There’s legal and compliance issues related to not providing acoustic privacy to an office space. In addition to all the employee satisfaction and productivity, a lot of FMs are also concerned about the legal implications as well.
Cambridge offers eavesdropping protection units. Not every sound management organization offers this kind of unique service, why do you think it’s important?
Hughes: Most of our anti-eavesdropping and anti-espionage stuff is going to be government installations where they have certain regulations for what kind of sound is able to be transmitted out of a room where people of a certain level of security clearance are allowed to be in. We can secure that room basically by securing the sound transmission points — walls, ducts, windows, etc.

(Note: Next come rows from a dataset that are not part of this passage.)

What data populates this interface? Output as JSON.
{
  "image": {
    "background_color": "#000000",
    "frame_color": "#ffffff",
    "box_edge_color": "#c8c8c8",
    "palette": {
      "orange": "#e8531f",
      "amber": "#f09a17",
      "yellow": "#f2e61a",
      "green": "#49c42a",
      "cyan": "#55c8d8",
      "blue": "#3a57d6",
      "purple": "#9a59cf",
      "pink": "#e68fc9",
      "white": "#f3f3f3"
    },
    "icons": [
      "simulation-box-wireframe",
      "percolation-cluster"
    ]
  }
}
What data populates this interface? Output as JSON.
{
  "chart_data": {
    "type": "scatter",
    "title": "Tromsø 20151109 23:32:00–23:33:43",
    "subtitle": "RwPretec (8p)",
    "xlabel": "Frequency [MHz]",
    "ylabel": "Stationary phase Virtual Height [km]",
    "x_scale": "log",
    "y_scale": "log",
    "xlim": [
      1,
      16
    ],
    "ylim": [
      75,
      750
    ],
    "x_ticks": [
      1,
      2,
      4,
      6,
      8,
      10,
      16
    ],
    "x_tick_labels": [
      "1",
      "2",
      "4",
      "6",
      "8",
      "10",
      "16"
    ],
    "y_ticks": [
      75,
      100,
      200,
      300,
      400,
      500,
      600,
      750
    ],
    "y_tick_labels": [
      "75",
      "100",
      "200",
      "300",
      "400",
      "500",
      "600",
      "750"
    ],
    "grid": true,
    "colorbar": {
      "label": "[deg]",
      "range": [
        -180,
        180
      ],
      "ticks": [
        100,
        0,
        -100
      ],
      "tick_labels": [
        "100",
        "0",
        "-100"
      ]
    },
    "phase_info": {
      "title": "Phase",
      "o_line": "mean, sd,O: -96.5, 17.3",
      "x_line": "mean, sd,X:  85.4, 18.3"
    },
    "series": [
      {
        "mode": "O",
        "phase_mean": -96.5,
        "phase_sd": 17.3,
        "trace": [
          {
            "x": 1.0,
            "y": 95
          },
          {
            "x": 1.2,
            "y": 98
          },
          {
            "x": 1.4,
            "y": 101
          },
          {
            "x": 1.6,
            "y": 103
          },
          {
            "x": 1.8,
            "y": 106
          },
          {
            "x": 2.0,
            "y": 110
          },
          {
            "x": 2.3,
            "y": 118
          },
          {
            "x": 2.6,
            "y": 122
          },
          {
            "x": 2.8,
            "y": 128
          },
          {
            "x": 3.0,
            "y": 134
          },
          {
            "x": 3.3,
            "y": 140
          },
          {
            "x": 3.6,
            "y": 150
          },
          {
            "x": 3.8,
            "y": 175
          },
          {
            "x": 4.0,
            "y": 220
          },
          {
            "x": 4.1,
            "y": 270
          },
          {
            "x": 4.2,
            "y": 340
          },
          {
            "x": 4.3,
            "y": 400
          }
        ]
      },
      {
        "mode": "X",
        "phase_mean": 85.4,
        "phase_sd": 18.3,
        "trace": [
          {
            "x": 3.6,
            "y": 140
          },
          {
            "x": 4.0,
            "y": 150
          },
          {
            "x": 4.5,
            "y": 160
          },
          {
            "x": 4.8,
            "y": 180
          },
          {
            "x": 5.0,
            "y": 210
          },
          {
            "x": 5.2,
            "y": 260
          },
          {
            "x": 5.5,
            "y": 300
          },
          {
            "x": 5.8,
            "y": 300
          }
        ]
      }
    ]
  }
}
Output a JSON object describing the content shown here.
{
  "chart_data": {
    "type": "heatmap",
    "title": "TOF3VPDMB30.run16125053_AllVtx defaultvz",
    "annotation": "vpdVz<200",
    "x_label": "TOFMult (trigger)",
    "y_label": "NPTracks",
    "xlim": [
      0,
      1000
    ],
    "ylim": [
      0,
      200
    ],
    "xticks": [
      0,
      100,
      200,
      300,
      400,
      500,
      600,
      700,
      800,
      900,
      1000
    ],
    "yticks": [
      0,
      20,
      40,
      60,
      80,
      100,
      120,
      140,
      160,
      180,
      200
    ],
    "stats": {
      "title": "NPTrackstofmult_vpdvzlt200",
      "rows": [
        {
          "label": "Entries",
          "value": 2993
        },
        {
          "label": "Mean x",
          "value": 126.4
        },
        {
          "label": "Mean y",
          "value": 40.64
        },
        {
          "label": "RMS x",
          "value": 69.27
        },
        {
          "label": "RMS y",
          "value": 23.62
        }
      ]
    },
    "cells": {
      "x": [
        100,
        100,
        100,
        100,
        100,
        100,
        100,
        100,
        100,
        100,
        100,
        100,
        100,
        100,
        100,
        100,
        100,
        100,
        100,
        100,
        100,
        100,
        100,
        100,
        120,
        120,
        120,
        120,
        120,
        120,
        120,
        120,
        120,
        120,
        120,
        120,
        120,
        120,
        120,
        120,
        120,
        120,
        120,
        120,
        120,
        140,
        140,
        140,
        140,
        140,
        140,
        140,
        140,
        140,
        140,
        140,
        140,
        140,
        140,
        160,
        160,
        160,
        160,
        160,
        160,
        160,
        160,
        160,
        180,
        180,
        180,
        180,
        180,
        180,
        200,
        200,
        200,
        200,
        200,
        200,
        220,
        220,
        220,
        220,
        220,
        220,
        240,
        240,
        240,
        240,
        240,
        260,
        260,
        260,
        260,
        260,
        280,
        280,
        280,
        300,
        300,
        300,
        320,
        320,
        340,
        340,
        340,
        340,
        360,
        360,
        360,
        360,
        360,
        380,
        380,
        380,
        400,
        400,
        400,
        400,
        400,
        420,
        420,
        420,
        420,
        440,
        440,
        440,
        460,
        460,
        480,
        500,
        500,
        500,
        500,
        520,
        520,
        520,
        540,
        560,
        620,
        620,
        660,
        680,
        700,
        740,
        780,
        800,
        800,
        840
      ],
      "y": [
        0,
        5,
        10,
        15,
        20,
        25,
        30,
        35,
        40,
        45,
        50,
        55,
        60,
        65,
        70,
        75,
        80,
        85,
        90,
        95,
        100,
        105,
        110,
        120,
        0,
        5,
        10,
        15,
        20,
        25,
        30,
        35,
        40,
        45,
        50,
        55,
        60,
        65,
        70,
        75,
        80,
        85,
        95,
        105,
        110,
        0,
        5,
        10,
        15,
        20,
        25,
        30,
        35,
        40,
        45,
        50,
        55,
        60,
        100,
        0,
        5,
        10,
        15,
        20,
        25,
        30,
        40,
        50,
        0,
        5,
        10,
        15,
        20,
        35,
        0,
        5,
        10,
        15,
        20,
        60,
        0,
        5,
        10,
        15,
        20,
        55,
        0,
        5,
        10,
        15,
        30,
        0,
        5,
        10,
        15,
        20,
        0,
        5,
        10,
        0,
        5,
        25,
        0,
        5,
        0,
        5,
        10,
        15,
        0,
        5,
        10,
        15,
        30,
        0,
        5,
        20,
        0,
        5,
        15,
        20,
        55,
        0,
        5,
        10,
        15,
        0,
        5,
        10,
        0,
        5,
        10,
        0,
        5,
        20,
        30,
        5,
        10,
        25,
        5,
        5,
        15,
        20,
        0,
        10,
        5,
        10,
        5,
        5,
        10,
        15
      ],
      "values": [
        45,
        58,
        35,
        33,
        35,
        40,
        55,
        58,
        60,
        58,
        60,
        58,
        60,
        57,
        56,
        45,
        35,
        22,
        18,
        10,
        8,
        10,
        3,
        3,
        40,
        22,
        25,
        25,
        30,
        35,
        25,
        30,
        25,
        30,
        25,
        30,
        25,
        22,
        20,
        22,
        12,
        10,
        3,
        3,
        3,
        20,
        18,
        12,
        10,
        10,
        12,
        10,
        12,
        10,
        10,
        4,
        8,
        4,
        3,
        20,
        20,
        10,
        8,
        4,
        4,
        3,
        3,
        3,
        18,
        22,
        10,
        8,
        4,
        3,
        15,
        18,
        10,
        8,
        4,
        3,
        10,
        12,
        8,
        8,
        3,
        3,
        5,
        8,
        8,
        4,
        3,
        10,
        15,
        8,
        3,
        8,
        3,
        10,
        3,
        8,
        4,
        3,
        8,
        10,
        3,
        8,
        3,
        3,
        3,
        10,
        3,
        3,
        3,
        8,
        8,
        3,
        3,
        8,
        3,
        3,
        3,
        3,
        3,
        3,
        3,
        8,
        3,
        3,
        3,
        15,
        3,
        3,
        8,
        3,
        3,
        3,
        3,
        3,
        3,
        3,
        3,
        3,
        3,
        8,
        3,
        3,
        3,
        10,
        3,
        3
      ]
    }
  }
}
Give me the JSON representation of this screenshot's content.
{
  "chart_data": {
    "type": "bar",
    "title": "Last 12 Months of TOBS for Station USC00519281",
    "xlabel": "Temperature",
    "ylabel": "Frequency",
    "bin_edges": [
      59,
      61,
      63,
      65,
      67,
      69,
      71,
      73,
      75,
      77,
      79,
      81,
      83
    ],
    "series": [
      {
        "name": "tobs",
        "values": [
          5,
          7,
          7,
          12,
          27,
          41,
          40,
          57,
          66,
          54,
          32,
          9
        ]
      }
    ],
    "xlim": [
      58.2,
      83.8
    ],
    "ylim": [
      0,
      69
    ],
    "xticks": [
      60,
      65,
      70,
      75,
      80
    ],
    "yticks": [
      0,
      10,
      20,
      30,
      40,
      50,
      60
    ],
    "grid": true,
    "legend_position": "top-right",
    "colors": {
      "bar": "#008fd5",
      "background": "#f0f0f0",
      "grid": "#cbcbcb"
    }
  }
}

There are situations, however, where companies are concerned with corporate espionage and things of that nature. These kind of products can have a benefit in the corporate world as well.
With respect to sound masking, what do you think the future of the workplace will look like over the next 5-10 years and how do you think sound masking technology will have evolved by then?
Hughes: On a very basic level, I think the trends we’re seeing now are going to keep continuing. Spaces are going to get more open, there’s going to be more of a mix between work areas, collaboration areas and, for lack of a better term, play areas.
Sound masking is going to have to be part of businesses moving forward. Otherwise, you’re just going to have way too much distracting noise and not enough quiet spaces to concentrate and do individual tasks. There’s other opportunities for sound masking to fit into smart building initiatives, but wherever technology takes the building environment — we’ll be sure to adapt to it.